Mario Echeveste, Mexico
“Well for me to think about ‘borders,’ in this piece, and where my work has taken me, has been easy for me as a Tijuana citizen, as a border citizen. I do not want to use a cliché, to say I am a “fronterizo” (border citizen), but actually I am. For me it’s natural to cross the border, to go to San Diego and Los Angeles, come back to México, speak English and Spanish, and to deal with it on a daily basis. But there are other borders, the physical ones like a fence, and the subtle ones, such as the mind; the mind is malleable, we can pour positive and negative things on the mind. And well for me the question is, how does art contribute to globalization? This is my vision of life, we all are spiritual souls so all the inhabitants of this world are spiritual souls.”
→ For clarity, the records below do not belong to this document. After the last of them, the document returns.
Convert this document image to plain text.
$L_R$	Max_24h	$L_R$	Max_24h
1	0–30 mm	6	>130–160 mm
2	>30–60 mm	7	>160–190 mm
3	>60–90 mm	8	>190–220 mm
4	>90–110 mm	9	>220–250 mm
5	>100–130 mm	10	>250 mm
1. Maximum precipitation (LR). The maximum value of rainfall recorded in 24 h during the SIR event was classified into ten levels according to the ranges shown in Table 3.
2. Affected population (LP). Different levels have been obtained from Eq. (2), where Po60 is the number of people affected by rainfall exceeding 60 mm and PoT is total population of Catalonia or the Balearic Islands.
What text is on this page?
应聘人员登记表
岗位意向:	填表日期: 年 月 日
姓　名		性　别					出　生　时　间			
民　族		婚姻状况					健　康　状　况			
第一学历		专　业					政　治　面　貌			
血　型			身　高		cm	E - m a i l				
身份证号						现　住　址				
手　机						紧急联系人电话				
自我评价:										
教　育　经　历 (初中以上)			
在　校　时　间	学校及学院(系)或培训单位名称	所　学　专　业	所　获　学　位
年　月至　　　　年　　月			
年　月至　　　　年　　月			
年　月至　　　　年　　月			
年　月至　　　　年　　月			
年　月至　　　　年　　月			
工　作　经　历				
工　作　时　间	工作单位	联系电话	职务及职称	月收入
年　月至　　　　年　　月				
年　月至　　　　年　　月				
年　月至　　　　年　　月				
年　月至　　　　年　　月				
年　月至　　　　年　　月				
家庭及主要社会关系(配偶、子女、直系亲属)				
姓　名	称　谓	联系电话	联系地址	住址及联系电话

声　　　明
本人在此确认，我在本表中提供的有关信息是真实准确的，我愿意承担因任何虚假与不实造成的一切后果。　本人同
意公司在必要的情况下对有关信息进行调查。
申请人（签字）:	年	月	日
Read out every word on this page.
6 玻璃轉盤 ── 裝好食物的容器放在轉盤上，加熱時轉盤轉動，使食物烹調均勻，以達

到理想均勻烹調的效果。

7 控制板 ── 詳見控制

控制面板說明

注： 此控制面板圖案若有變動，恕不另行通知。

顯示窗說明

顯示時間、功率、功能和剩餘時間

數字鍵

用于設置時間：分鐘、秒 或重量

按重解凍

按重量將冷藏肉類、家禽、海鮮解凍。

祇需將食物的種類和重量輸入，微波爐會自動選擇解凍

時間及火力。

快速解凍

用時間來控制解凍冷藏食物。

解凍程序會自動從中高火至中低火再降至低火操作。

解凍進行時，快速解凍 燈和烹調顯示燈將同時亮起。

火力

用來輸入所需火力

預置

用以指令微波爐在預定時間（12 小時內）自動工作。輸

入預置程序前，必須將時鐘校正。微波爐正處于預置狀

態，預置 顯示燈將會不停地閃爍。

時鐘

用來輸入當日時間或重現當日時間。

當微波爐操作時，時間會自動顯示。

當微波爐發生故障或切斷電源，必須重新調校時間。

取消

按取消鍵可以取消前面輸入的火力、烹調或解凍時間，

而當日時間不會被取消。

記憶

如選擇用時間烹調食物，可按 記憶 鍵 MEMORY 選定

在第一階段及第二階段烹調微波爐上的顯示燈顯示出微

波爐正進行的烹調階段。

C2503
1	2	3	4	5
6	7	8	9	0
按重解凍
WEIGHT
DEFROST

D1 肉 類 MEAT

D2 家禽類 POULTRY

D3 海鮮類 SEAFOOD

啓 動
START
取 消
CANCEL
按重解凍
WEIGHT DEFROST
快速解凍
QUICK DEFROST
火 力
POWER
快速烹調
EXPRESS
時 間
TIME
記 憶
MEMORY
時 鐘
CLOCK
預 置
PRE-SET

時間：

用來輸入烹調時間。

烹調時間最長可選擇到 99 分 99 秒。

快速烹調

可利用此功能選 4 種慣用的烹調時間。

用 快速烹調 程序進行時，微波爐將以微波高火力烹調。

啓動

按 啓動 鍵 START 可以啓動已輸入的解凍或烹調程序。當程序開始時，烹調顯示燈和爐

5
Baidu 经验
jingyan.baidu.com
Artwork: NSEC I, collage on plywood
Artist Statement: “I am not this body;” This piece takes us to re-think the idea of being a body.Who am I then? Invite us to visit the edges between the matter and the spirit soul.
Mayte Escobar, USA
“I definitely love this push and pull because it’s this constant push and pull between Mexico and the United States. It’s a constant push and pull between a lot of different countries and a lot of different borders that are created. And my parents were here because of a push, because of that opportunity, and pulled into the United States because of a job, because of the American Dream.”
Artwork: Huellas (Tracks), Vídeo, 1:06
Artist Statement: Huellas 2013 is a video diptych in which the two parts are in conversation. It focuses on the United States and Mexico and their large number of states. Escobar presents to the viewer the border she treads.
Daniel Peña, Mexico
“It [Daniel Peña’s Sight and Sound project] shows how different peoples lifestyles are on both sides of the border. They’re both musicians, they both play music on the street, but it’s really interesting to see how they’re portrayed differently.”
Artwork: Street Musician #4, #7, #10, Photographs and audio recordings
Artist Statement: From the series Sight & Sound: A photo series documenting street musicians from various cities around the world. It combines photography & audio to create a new experience in a still image. These are musicians from Tijuana, San Diego, and Mexico City.
Heidi Cramer, USA
“I think artists specifically have an amazing opportunity to transcend boundaries because we exist in a place that allows us to have no boundaries. These gallery walls allow us to drop all of our pretexts, and all of our borders and boundaries––conceptual and physical–– at the door, and experiment.” To see what it would be like to cross lace with a boat, to see what it would be like to erase bodies from newspapers [referring to works by Alejandro Morales], and the tanks from Tiananmen Square [referring to Dmitri Zurita's piece Standing/Tanks], to exist in a world where we can live without borders and boundaries. And if we can live there in our minds, we can conceptualize it, and if we can conceptualize we can make that dream happen.”
Artwork: Adrift, Lace and wire
Artist Statement: I use recycled materials in my sculptures to represent the process of change, and transform how the material is received by the audience. By rendering a boat in lace, I juxtapose their respective associations, creating a dialogue between the masculine and the feminine. Through manipulating material and form, Adrift evokes a feeling of movement and space. The piece invites the audience to contemplate the light as it moves through the designs, casting patterned shadows across the floor, haunting the space with feelings of romance, distance, longing and memory.